The interior design is less bold but still miles better than the interior on the old Micra. You can even personalise it with colour details and different dash materials to suit your tastes, if you’re into that sort of thing.
There are three engines available at launch, a 1.0 litre petrol, a 0.9 litre turbocharged petrol, and a 1.5 litre turbocharged diesel. We were filming with the black Micra you see pictured (the video of which you can watch here), which had the 0.9 litre turbocharged petrol engine. Performance is underwhelming but on a level with many other cars in the segment: 90bhp, 110lb/ft of torque, 0-60mph in 12.1 seconds, and a top speed of 109mph. We also had a chance to drive the diesel, with the same 90bhp but 162lb/ft of torque. 0-60mph is dispatched marginally quicker than in the petrol with a time of 11.9 seconds, and the top speed is 111mph.
Speed isn’t the Micra’s forte, then, but with any luck there will be some sort of Nismo version in the next year or two which will give yobs like me a performance fix. Both engines are very smooth, though, and the diesel remarkably quiet.
How does the new Micra drive? The steering is light at low speeds but thankfully gets a bit heavier as you pick up the pace, and the suspension does a very good job of insulating you from the road underneath, thanks mostly to the fact that the Micra’s final suspension sign-off for the whole of Europe was done after testing in the UK. There is a degree of roll, as you’d expect, but the trade-off is that ride quality.
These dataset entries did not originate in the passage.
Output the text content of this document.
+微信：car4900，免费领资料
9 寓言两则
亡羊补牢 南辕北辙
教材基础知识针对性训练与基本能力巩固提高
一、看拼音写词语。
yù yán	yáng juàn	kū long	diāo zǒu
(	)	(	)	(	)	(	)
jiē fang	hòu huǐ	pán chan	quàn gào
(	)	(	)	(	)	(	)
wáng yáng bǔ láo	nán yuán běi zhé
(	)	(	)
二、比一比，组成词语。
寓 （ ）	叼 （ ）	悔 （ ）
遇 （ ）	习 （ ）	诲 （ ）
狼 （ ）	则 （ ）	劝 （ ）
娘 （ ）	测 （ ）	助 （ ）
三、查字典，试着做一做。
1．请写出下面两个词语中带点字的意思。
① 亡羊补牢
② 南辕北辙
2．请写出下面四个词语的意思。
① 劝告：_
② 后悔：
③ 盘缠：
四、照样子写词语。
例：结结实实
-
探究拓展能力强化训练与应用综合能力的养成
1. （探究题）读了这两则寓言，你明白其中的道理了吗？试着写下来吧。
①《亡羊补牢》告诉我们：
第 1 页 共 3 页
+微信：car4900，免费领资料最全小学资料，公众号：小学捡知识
Working in the background are two new systems that really push the new Micra away from its predecessor: Intelligent Ride Control and Intelligent Trace Control. Intelligent Ride Control uses both the engine and brakes to control the pitch of the car forwards and backwards over heavy bumps, the exact workings of which are still a mystery to me but I’m reassured by Nissan of their effectiveness, and Intelligent Trace Control adjusts the brakes mid corner to pull you onto a tighter line. Torque vectoring by braking, essentially.
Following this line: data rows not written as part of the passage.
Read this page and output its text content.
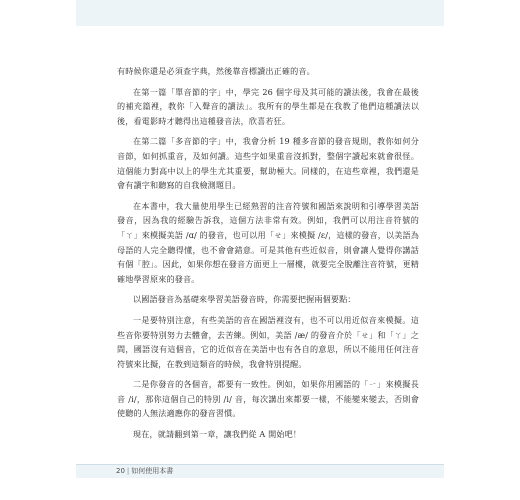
有時候你還是必須查字典，然後靠音標讀出正確的音。

在第一篇「單音節的字」中，學完 26 個字母及其可能的讀法後，我會在最後的補充篇裡，教你「入聲音的讀法」。我所有的學生都是在我教了他們這種讀法以後，看電影時才聽得出這種發音法，欣喜若狂。

在第二篇「多音節的字」中，我會分析 19 種多音節的發音規則，教你如何分音節，如何抓重音，及如何讀。這些字如果重音沒抓對，整個字讀起來就會很怪。這個能力對高中以上的學生尤其重要，幫助極大。同樣的，在這些章裡，我們還是會有讀字和聽寫的自我檢測題目。

在本書中，我大量使用學生已經熟習的注音符號和國語來說明和引導學習美語發音，因為我的經驗告訴我，這個方法非常有效。例如，我們可以用注音符號的「ㄚ」來模擬美語 /ɑ/ 的發音，也可以用「ㄝ」來模擬 /ɛ/，這樣的發音，以美語為母語的人完全聽得懂，也不會會錯意。可是其他有些近似音，則會讓人覺得你講話有個「腔」。因此，如果你想在發音方面更上一層樓，就要完全脫離注音符號，更精確地學習原來的發音。

以國語發音為基礎來學習美語發音時，你需要把握兩個要點：

一是要特別注意，有些美語的音在國語裡沒有，也不可以用近似音來模擬。這些音你要特別努力去體會，去苦練。例如，美語 /æ/ 的發音介於「ㄝ」和「ㄚ」之間，國語沒有這個音，它的近似音在美語中也有各自的意思，所以不能用任何注音符號來比擬，在教到這類音的時候，我會特別提醒。

二是你發音的各個音，都要有一致性。例如，如果你用國語的「ㄧ」來模擬長音 /i/，那你這個自己的特別 /i/ 音，每次講出來都要一樣，不能變來變去，否則會使聽的人無法適應你的發音習慣。

現在，就請翻到第一章，讓我們從 A 開始吧！

20 | 如何使用本書
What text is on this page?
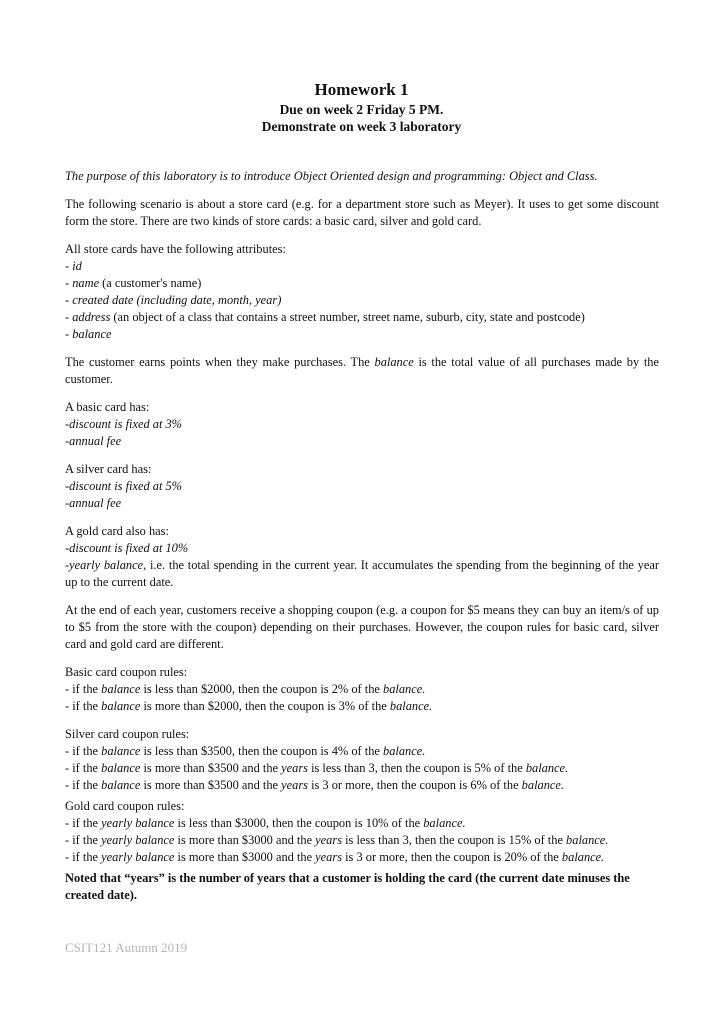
Homework 1
Due on week 2 Friday 5 PM.
Demonstrate on week 3 laboratory

The purpose of this laboratory is to introduce Object Oriented design and programming: Object and Class.

The following scenario is about a store card (e.g. for a department store such as Meyer). It uses to get some discount form the store. There are two kinds of store cards: a basic card, silver and gold card.

All store cards have the following attributes:
- id
- name (a customer's name)
- created date (including date, month, year)
- address (an object of a class that contains a street number, street name, suburb, city, state and postcode)
- balance

The customer earns points when they make purchases. The balance is the total value of all purchases made by the customer.

A basic card has:
-discount is fixed at 3%
-annual fee

A silver card has:
-discount is fixed at 5%
-annual fee

A gold card also has:
-discount is fixed at 10%
-yearly balance, i.e. the total spending in the current year. It accumulates the spending from the beginning of the year up to the current date.

At the end of each year, customers receive a shopping coupon (e.g. a coupon for $5 means they can buy an item/s of up to $5 from the store with the coupon) depending on their purchases. However, the coupon rules for basic card, silver card and gold card are different.

Basic card coupon rules:
- if the balance is less than $2000, then the coupon is 2% of the balance.
- if the balance is more than $2000, then the coupon is 3% of the balance.

Silver card coupon rules:
- if the balance is less than $3500, then the coupon is 4% of the balance.
- if the balance is more than $3500 and the years is less than 3, then the coupon is 5% of the balance.
- if the balance is more than $3500 and the years is 3 or more, then the coupon is 6% of the balance.

Gold card coupon rules:
- if the yearly balance is less than $3000, then the coupon is 10% of the balance.
- if the yearly balance is more than $3000 and the years is less than 3, then the coupon is 15% of the balance.
- if the yearly balance is more than $3000 and the years is 3 or more, then the coupon is 20% of the balance.

Noted that “years” is the number of years that a customer is holding the card (the current date minuses the created date).

CSIT121 Autumn 2019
There’s only one gearbox for the new Micra at the moment, a five-speed manual, but the gearbox in the diesel powered Micra was just that little bit nicer to use than the gearbox in the petrol car, with a reassuring weight to both the gear lever and the clutch that the petrol’s ‘box didn’t have.
I feel like my conclusion is an obvious one: the new Nissan Micra is a huge leap forward, and a genuine rival to other cars in its class, not just a car that plugs a gap in Nissan’s product range. It drives well enough, the engines are good, and the design is so much better. As the title reads, the new Nissan Micra is a car you’d actually want to own.